34Ce que Mac Low cultive par son refus de produire un texte qui possède une « signification » et une structure préconçues stables est ce maintien d’une tension créatrice de formes inédites entre le texte et ce qui lui est extérieur, vers cet ailleurs exscrit hors de la page. Seul cet ailleurs, le corps du texte qui a lieu dans un ici et maintenant, fait sens – non pas sur le mode d’une Vérité immuable et transcendante, mais sur celui de la contingence d’une création collective lors de la performance. « [W]hat matters[...] is outside the text » : ce qui importe est hors du texte, c’est peut-être la matière (« matter ») elle-même, à la fois informée et informulée par lui. À l’instar de la khôra du Timée, le poème de performance mac lowien est ce réceptacle, cet intervalle entre être et non-être, qui contient toutes les formes pouvant advenir.

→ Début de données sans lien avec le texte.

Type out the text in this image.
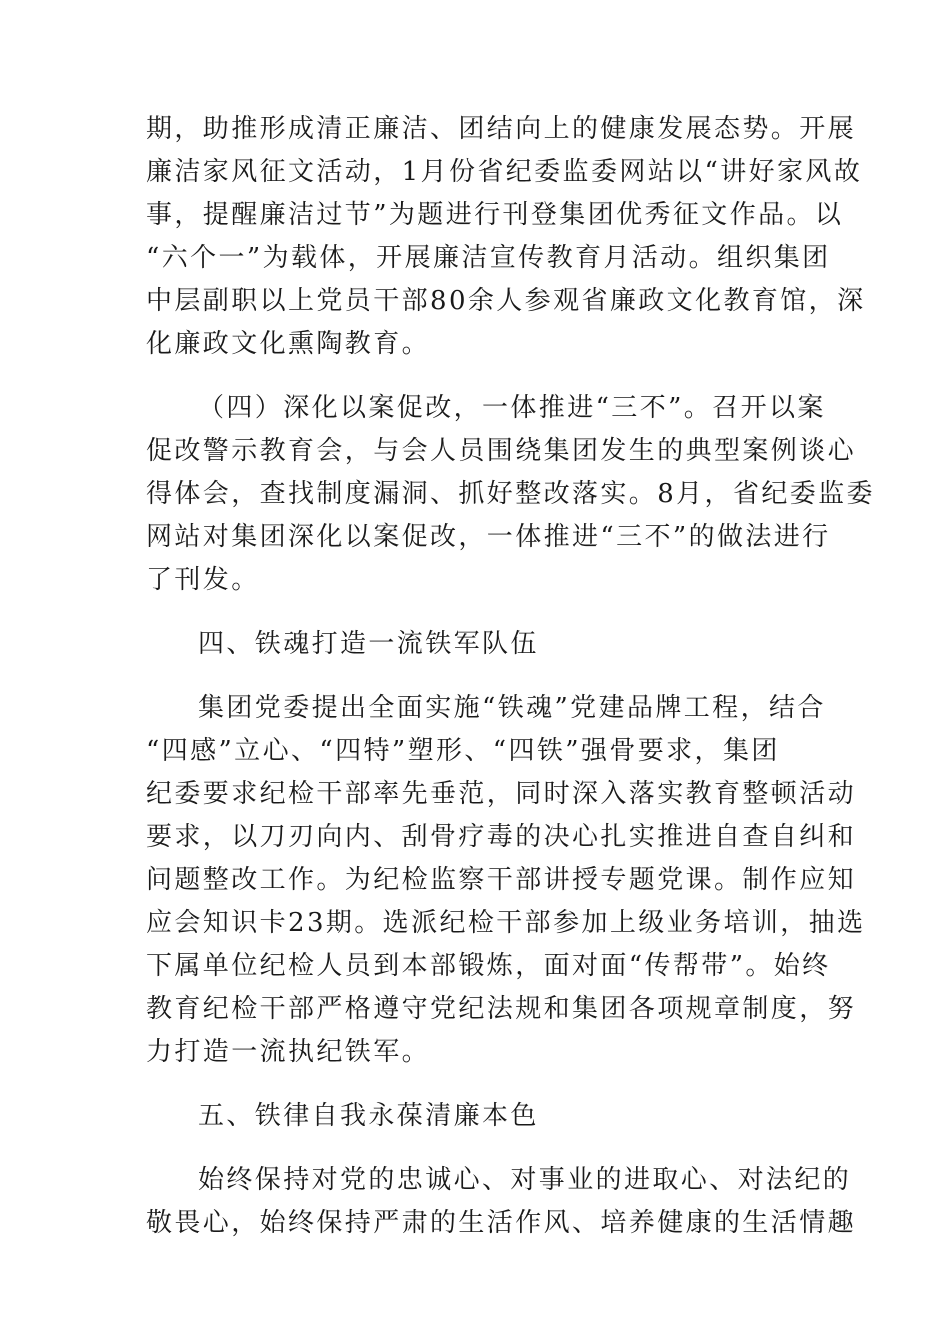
期，助推形成清正廉洁、团结向上的健康发展态势。开展
廉洁家风征文活动，1月份省纪委监委网站以“讲好家风故
事，提醒廉洁过节”为题进行刊登集团优秀征文作品。以
“六个一”为载体，开展廉洁宣传教育月活动。组织集团
中层副职以上党员干部80余人参观省廉政文化教育馆，深
化廉政文化熏陶教育。
（四）深化以案促改，一体推进“三不”。召开以案
促改警示教育会，与会人员围绕集团发生的典型案例谈心
得体会，查找制度漏洞、抓好整改落实。8月，省纪委监委
网站对集团深化以案促改，一体推进“三不”的做法进行
了刊发。
四、铁魂打造一流铁军队伍
集团党委提出全面实施“铁魂”党建品牌工程，结合
“四感”立心、“四特”塑形、“四铁”强骨要求，集团
纪委要求纪检干部率先垂范，同时深入落实教育整顿活动
要求，以刀刃向内、刮骨疗毒的决心扎实推进自查自纠和
问题整改工作。为纪检监察干部讲授专题党课。制作应知
应会知识卡23期。选派纪检干部参加上级业务培训，抽选
下属单位纪检人员到本部锻炼，面对面“传帮带”。始终
教育纪检干部严格遵守党纪法规和集团各项规章制度，努
力打造一流执纪铁军。
五、铁律自我永葆清廉本色
始终保持对党的忠诚心、对事业的进取心、对法纪的
敬畏心，始终保持严肃的生活作风、培养健康的生活情趣
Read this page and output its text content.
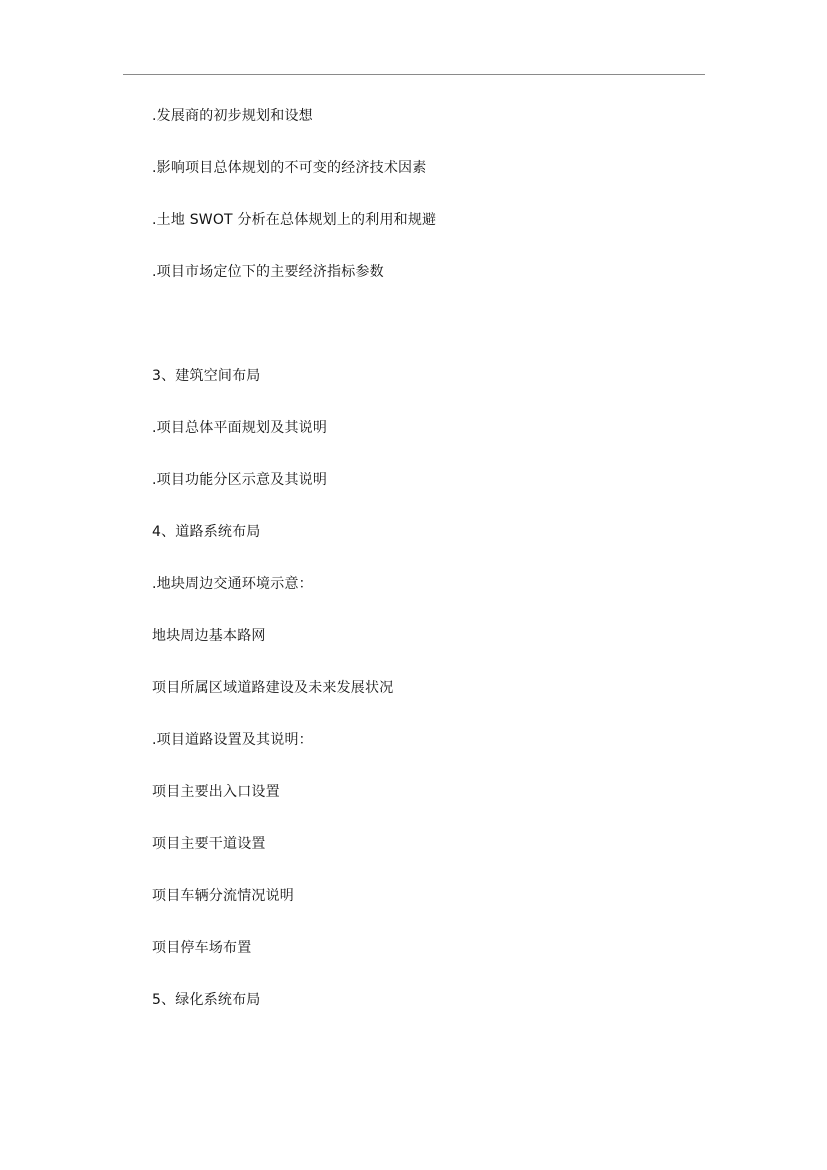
.发展商的初步规划和设想
.影响项目总体规划的不可变的经济技术因素
.土地 SWOT 分析在总体规划上的利用和规避
.项目市场定位下的主要经济指标参数
3、建筑空间布局
.项目总体平面规划及其说明
.项目功能分区示意及其说明
4、道路系统布局
.地块周边交通环境示意：
地块周边基本路网
项目所属区域道路建设及未来发展状况
.项目道路设置及其说明：
项目主要出入口设置
项目主要干道设置
项目车辆分流情况说明
项目停车场布置
5、绿化系统布局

35La figure du lecteur idéal de Mac Low est celle d’un musicien qui, face à une partition, ne pourrait s’empêcher d’en explorer les formulations possibles en musique. Le performeur, agent d’exécution de ces partitions indéterminées, est aussi nécessaire que l’est l’instrumentiste pour que la multitude de signes noirs prenne corps et fasse sens – que le texte se réalise dans sa forme sonore dans le déroulement temporel et rythmique d’une lecture silencieuse, ou qu’il soit « joué » sur son instrument (la voix parlée pouvant être qualifiée ainsi) pour en prolonger l’écoute. Le musicien mac lowien est agent d’une dynamique « pure » et « désaffectée », d’une action dépourvue d’expressivité affective, en ce qu’il entretient un rapport uniquement sensoriel au monde des sons. L’écoute n’est pas seulement tournée vers le texte, mais aussi vers la communauté qui advient lors de la performance et vers ce texte fortuit que chacun voit advenir comme par enchantement. « Listen and relate » constituent le leitmotiv des instructions de Mac Low – pour que ses poèmes permettent l’avènement d’une communauté régie par l’attention, l’adaptation et le respect mutuels. Il rabat de cette manière le langage sur sa matérialité pour former des sujets poétiques et politiques ; et c’est de l’ensemble des aspects du texte performé qu’émerge un sens : certes, ça ne veut rien dire (a priori), mais ça peut dire énormément.

36Le poème de performance mac lowien est donc un texte en mutation perpétuelle et irreprésentable. Il est pure présentation, pure action, mimesis d’un texte qui ne lui préexiste ni ne lui succède : corps et texte s’entremêlent à tous les stades de la création (notation, écriture, performance). En dépit de l’importance scénique des corps, son œuvre est aussi adramatique qu’elle est proche de la musique, art non-mimétique par excellence. « Rien n’aura eu lieu... que le lieu... excepté, peut-être, une constellation » dans laquelle les éléments n’ont d’existence qu’en tant qu’ils sont dépendants les uns des autres : cette constellation s’inscrit dans une « œuvre » en mouvement dont l’ouverture et l’inachèvement sont à la fois le paradigme du poétique, du poiein comme processus quin’atteint jamais son terme, et le nœud de leur valeur notationnelle. Ce rejet de la clôture dans l’articulation de la page à la scène et au corps est avant tout un rejet du telos comme principe de causalité finale qui constitue toute œuvre en tant qu’objet destiné à la consommation.

37Dans quelle mesure le terme d’ « œuvre » est-il encore pertinent dès lors que ses propriétés structurelles échappent ? Le jeu de mots soma sema est ravivé dans sa circularité par cette nouvelle pratique de l’écriture qui est tout sauf un tombeau poétique. Comment conclure autrement que par la forme du questionnement, tel que le fit lapoétesse franco-norvégienne Caroline Bergvall au sujet de l’écriture de la performance : « Where does a text start? Where does it not end? »31.